In agreement with previous studies, we found that MDR TB at baseline was associated with a history of treatment failure [2
], an increased number of previous TB episodes [30
], and the presence of cavities on chest radiograph [31
]. In the human lung, the selection of drug-resistance mutations in M. tuberculosis
occurs predominantly within cavities, a site of high bacterial loads, active mycobacterial replication, reduced levels of anti-TB drugs, and diminished exposure to host defense mechanisms [32
]. Taken together, these findings suggest that the selection of resistance occurs over the course of several treatments, a process which culminates with MDR TB leading to treatment failure. However, our study design is unable to distinguish between the proposed cause-effect relationship and the possibility of reverse causality, in which treatment failure ultimately leads to the generation of MDR TB. We did not find an association between HIV and MDR TB. This supports previously reported data from East Africa [34
] and other developing countries [11
] but contrasts with studies from the United States, in which HIV-associated MDR TB clusters have been linked to nosocomial transmission [37
Our study has several limitations. Because DST is not routinely performed in Uganda, we were unable to determine whether MDR resulted from primary resistance or from resistance acquired during a previous TB episode. Our eligibility criteria may have excluded a disproportionate number of HIV-infected patients who are more likely to have TB with negative acid-fast bacilli smear results [38
]. However, of the 138 patients with negative smear results that we excluded, only 9 (7%) had positive culture results. Also, our study population may not be representative of all recurring cases in Uganda, because of selection and referral biases. A national survey is required to provide a more accurate picture of drug resistance in Uganda.
In this cohort of previously treated patients with TB, ~5% of patients developed drug resistance during or after therapy despite compliance to treatment; one-third of these patients developed incident MDR TB. The risk of acquired resistance was highest among patients who presented with existing drug resistance and among those whose sputum was slow to sterilize during treatment. Both of these factors have been shown to predict relapse [39
] but have not been previously associated with an increased risk of acquired drug resistance. Although the proportion of patients that acquired resistance in this study may appear to be low, our report only reflects a single cycle of treatment in a heavily treated cohort of patients (22% had received ≥2 treatment cycles before enrollment), and thus, our results may underestimate the degree of drug-resistance amplification.
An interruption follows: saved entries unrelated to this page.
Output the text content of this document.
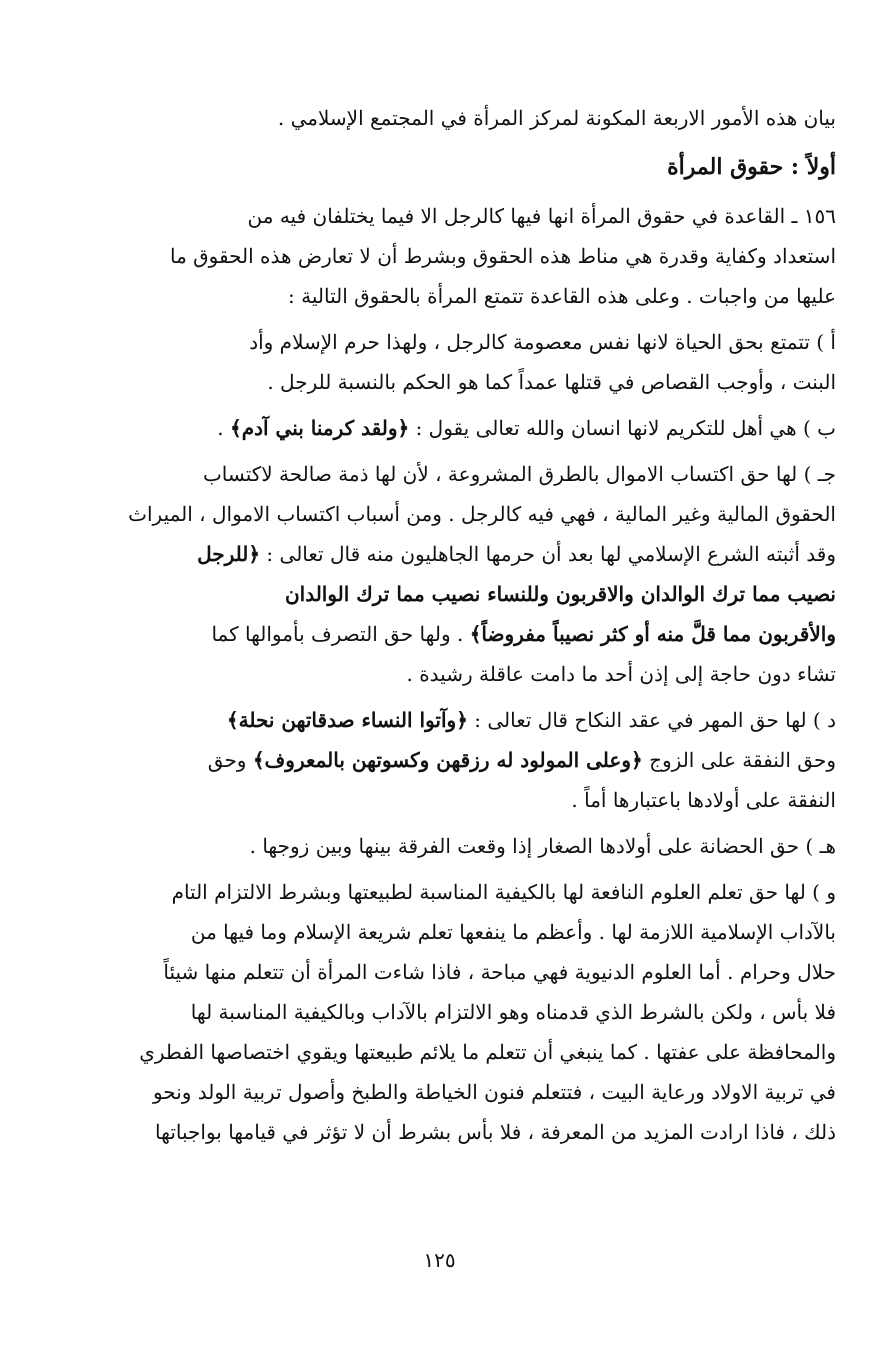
بيان هذه الأمور الاربعة المكونة لمركز المرأة في المجتمع الإسلامي .
أولاً : حقوق المرأة
١٥٦ ـ القاعدة في حقوق المرأة انها فيها كالرجل الا فيما يختلفان فيه من
استعداد وكفاية وقدرة هي مناط هذه الحقوق وبشرط أن لا تعارض هذه الحقوق ما
عليها من واجبات . وعلى هذه القاعدة تتمتع المرأة بالحقوق التالية :
أ ) تتمتع بحق الحياة لانها نفس معصومة كالرجل ، ولهذا حرم الإسلام وأد
البنت ، وأوجب القصاص في قتلها عمداً كما هو الحكم بالنسبة للرجل .
ب ) هي أهل للتكريم لانها انسان والله تعالى يقول : ﴿ولقد كرمنا بني آدم﴾ .
جـ ) لها حق اكتساب الاموال بالطرق المشروعة ، لأن لها ذمة صالحة لاكتساب
الحقوق المالية وغير المالية ، فهي فيه كالرجل . ومن أسباب اكتساب الاموال ، الميراث
وقد أثبته الشرع الإسلامي لها بعد أن حرمها الجاهليون منه قال تعالى : ﴿للرجل
نصيب مما ترك الوالدان والاقربون وللنساء نصيب مما ترك الوالدان
والأقربون مما قلَّ منه أو كثر نصيباً مفروضاً﴾ . ولها حق التصرف بأموالها كما
تشاء دون حاجة إلى إذن أحد ما دامت عاقلة رشيدة .
د ) لها حق المهر في عقد النكاح قال تعالى : ﴿وآتوا النساء صدقاتهن نحلة﴾
وحق النفقة على الزوج ﴿وعلى المولود له رزقهن وكسوتهن بالمعروف﴾ وحق
النفقة على أولادها باعتبارها أماً .
هـ ) حق الحضانة على أولادها الصغار إذا وقعت الفرقة بينها وبين زوجها .
و ) لها حق تعلم العلوم النافعة لها بالكيفية المناسبة لطبيعتها وبشرط الالتزام التام
بالآداب الإسلامية اللازمة لها . وأعظم ما ينفعها تعلم شريعة الإسلام وما فيها من
حلال وحرام . أما العلوم الدنيوية فهي مباحة ، فاذا شاءت المرأة أن تتعلم منها شيئاً
فلا بأس ، ولكن بالشرط الذي قدمناه وهو الالتزام بالآداب وبالكيفية المناسبة لها
والمحافظة على عفتها . كما ينبغي أن تتعلم ما يلائم طبيعتها ويقوي اختصاصها الفطري
في تربية الاولاد ورعاية البيت ، فتتعلم فنون الخياطة والطبخ وأصول تربية الولد ونحو
ذلك ، فاذا ارادت المزيد من المعرفة ، فلا بأس بشرط أن لا تؤثر في قيامها بواجباتها
١٢٥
In addition, extrapolating our results to the rest of Uganda, where 10%–22% of the 41,000 notified cases in 2005 [14
] were cases of recurring TB, indicates that 80–170 new MDR TB cases are generated each year—a considerable public health problem. Our results and those reported elsewhere [40
] suggest that individuals who were previously treated for TB may be acting as a persistent and growing reservoir of drug resistance and as a source of contagion to the general population. This study suggests that the continued almost-exclusive focus of TB control programs on new TB cases is no longer judicious and supports the recent WHO recommendation for national programs to urgently address the growing problem of drug resistance [5
Our analysis of the acquisition of drug resistance has limitations. Mixed infections were not excluded [41
]; however, it is generally agreed that mixed infections are rare [42
]. Our analysis of acquired drug resistance was limited to patients with a suboptimal clinical or microbiological response to treatment. The development of drug resistance in other patients would have gone unnoticed. Finally, the small number of outcomes observed resulted in broad 95% CIs.
The burden of drug resistance among previously treated patients with TB in Uganda is large and growing. With currently recommended treatment regimens, the risk of generating further drug resistance is significant. There is an urgent need to focus more attention on previously treated patients with TB in low-income countries.